I've Googled, of course. That's led to some interesting information. The whole 'cancerous or not' issue has been clarified. Paragangliomas are apparently such boogers that you don't know if they are cancerous until they start acting like cancer, which can take years. So with most tumors you take them out and a pathologists looks at them and says, "Yep this one is cancer," or "Nope, this one isn't." But with Paras they all look the same. So unless they metastasize initially or down the line they're classified as 'benign.' Interesting, eh?  Then if 2 or 3 or even 10 or 15 years down the line if you end up with a metastasis, then....  THEN it's classified as 'cancerous.' 

And..... THIS is good news: Carotid Body Tumors really are generally benign.

I've also read a bit more about the SDH mutations and their prevalence and what it means if you have different ones. And I find that I still have lots of questions revolving around that issue and how it may or may not pertain to me and I find that if it does... I want more than just the cut it out and go thinking to prevail.

So I've collected all this information. And honestly the information makes me want an experty expert.

BUT...

I still feel like I'm chasing zebras. And that makes me feel foolish. And I don't like to feel foolish. So I worry and stew about my foolishness. Like it matters what Dr. #1 thinks who has only seen 5 of these in older people or what Dr. Crazy Hair thinks who has seen lots more of them but dismisses the possibility of a genetic component despite the vast amount of information I've been able to find just through Dr. Google about the potential for a genetic mutation especially in people diagnosed at younger ages with a para in their heads or necks.

And I think I'm starting to conclude that it doesn't matter what they think. That I am my own expert at this point. And that I do need more answers. Which means: NIH.

But then I come up against this other thing and that is: Going to the other side of the country for treatment is really complicated and scary and expensive. I don't know what it all looks like yet either past, "Call me when you have your baby and we'll schedule your visits." And maybe if I knew more about what it all would look like I could relax, but I don't know what it looks like so I'm left to look at this vastness of "I don't know," and I really don't like that.
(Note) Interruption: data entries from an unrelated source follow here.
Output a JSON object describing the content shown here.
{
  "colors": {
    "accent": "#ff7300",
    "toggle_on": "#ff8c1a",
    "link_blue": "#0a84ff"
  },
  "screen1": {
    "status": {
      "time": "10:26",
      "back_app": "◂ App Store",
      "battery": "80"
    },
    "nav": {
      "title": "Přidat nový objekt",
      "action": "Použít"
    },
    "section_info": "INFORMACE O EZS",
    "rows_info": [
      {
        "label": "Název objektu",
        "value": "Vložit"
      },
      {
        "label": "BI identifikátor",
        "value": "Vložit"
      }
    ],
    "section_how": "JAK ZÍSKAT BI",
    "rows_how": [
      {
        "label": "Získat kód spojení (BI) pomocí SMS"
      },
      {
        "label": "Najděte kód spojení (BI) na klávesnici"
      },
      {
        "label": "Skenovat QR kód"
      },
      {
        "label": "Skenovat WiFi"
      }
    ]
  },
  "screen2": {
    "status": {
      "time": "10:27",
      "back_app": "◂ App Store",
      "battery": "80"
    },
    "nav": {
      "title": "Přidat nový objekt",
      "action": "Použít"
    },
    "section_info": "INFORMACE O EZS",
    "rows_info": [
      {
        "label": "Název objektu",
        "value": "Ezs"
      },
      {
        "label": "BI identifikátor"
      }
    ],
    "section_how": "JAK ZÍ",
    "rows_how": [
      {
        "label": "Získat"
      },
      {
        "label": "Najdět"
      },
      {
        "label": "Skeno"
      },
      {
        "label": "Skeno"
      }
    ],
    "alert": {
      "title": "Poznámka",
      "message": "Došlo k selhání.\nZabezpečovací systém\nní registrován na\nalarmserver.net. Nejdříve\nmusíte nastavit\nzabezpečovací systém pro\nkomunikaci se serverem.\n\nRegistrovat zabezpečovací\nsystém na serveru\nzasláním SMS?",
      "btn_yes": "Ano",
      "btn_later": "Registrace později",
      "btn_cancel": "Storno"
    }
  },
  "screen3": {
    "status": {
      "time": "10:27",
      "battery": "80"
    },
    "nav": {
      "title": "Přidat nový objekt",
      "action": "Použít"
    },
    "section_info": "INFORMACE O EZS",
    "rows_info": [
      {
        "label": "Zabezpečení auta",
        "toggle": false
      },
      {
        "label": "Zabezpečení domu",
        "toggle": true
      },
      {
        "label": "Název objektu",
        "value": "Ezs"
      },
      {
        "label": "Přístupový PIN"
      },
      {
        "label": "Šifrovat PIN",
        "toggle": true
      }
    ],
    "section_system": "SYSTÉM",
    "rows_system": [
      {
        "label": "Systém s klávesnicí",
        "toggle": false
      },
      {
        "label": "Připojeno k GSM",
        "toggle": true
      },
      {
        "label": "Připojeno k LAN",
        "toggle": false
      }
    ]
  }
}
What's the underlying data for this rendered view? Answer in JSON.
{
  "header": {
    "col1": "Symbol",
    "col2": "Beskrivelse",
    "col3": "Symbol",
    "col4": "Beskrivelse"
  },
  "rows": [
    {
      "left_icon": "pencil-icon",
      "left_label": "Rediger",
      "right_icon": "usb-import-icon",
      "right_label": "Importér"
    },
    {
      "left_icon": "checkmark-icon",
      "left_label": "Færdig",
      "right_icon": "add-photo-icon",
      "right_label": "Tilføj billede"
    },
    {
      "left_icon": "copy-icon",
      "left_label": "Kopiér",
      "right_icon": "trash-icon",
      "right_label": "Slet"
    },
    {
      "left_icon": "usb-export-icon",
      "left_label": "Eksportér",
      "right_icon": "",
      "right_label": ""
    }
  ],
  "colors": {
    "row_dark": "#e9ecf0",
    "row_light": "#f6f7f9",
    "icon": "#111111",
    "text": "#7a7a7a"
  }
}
And maybe I'll end up being in the majority here and not have to ever worry about Tomas or any of his relatives ever in my life and then we'll have spent all that travel time and money and worry over nothing and isn't that silly? And then I go back to thinking I'm chasing Zebras again.

You see the problem.

It's all mental for the moment. It's all speculation and wondering and trying not to make a big deal out of a stupid silly tumor on the one hand (because... say it with me now everybody, "It could really be much worse!") and on the other hand going, "Ohmygosh I have a tumor on my carotid artery and I'm gonna need surgery (maybe on the other side of the country?) and that is really scary."

And THEN. THEN. THEN I go: Hello... Peace that passes all understanding? I need a little bit of you!!!!

And then I calm down. For a while. Because He's got me in the palm of my hand no matter which direction this thing goes. And He is good. And loving. And incredibly FOR me. And I remember the *happy sigh* love I came back to awareness of on my Walk to Emmaus. And I know that He is big enough for me to just rest.

And I get off the crazy train for a little bit.